Hari Milad dan Kebenaran

Baik dari adat keluarga maupun adat agama, aku tidak pernah diajarkan untuk merayakan hari kelahiranku. Ayahku lebih senang merayakan prestasi atau pencapaian, seperti semasa kecilku dahulu. Aku baru dapat hadiah mainan kalau juara satu di kelas atau memenangkan lomba. Setiap 18 November, ayahku hanya memintaku shalat yang panjang dan lama untuk berdoa dan meminta ampunan dari Karaeng Allah Ta'ala. 

Pernah suatu waktu, teman-temaku memberi kejutan kue berlilin dan beberapa kado. Tak tahu apa yang harus kulakukan pada kue berlilin itu, jadi kutiup sekenanya kemudian membuka kado. Bukannya tak bersyukur, tetapi teman-temanku memberi hadiah yang sama sekali tidak kubutuhkan. Perayaan yang sia-sia, bukan?

Kusembunyikan hari kelahiranku kemarin, dari kawan-kawanku yang sekarang sebab aku tak ingin mereka kecewa dengan ketidaktahuanku pada perayaan seperti itu. Apalagi jika ada yang memberi kado berisi benda-benda yang tidak aku butuhkan. Senyumku pastinya akan palsu. Namun, iya tetap dalam hatiku ada seseorang yang berpikiran esensial, yang dapat melihat hari kelahiran sebagai sebuah ajang memberi yang berfaedah dan kesempatan membuktikan rasa cinta kepadaku.
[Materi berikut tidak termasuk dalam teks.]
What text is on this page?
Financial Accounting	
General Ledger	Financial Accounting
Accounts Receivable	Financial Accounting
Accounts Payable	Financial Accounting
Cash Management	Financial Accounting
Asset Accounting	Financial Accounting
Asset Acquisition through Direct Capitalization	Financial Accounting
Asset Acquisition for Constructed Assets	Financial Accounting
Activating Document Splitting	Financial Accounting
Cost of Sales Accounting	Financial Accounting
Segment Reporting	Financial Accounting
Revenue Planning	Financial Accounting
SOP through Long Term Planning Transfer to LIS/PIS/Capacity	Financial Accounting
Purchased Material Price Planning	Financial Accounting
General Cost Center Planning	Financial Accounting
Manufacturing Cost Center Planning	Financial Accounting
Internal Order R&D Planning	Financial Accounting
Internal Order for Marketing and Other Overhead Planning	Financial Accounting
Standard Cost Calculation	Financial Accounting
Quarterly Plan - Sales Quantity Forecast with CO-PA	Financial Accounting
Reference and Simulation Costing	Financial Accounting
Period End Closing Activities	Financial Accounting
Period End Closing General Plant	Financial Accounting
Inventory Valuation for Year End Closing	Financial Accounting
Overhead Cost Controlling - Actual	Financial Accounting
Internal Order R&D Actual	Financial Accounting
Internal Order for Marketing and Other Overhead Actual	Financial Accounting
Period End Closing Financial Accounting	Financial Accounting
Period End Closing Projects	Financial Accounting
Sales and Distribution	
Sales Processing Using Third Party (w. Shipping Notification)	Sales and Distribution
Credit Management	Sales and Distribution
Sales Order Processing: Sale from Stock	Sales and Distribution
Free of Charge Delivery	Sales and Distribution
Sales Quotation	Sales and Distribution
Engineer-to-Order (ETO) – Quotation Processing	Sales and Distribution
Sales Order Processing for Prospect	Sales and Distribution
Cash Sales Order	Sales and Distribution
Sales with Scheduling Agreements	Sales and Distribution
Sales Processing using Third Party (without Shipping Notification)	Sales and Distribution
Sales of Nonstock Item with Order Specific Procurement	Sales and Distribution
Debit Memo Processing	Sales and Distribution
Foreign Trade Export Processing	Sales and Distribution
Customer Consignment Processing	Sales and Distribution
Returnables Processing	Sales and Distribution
Aku yakin mereka akan menunjukkannya, mereka orang-orang yang baik. Selain menghindari posibilitas kejadian fales di atas, aku hanya ingin menghabiskan waktu bersama mereka, tanpa mereka sadari, tanpa merasa terpaksa harus berada di sekitarku. Dan begitulah, sejauh ini di 2018 lah kurasakan menghidupi hari kelahiran yang paling hangat seumur hidupku. Semua teman terbaikku kumpul bersama di satu meja, bermain kartu joker dan berbego-bego ria merah kembali muncul di langit.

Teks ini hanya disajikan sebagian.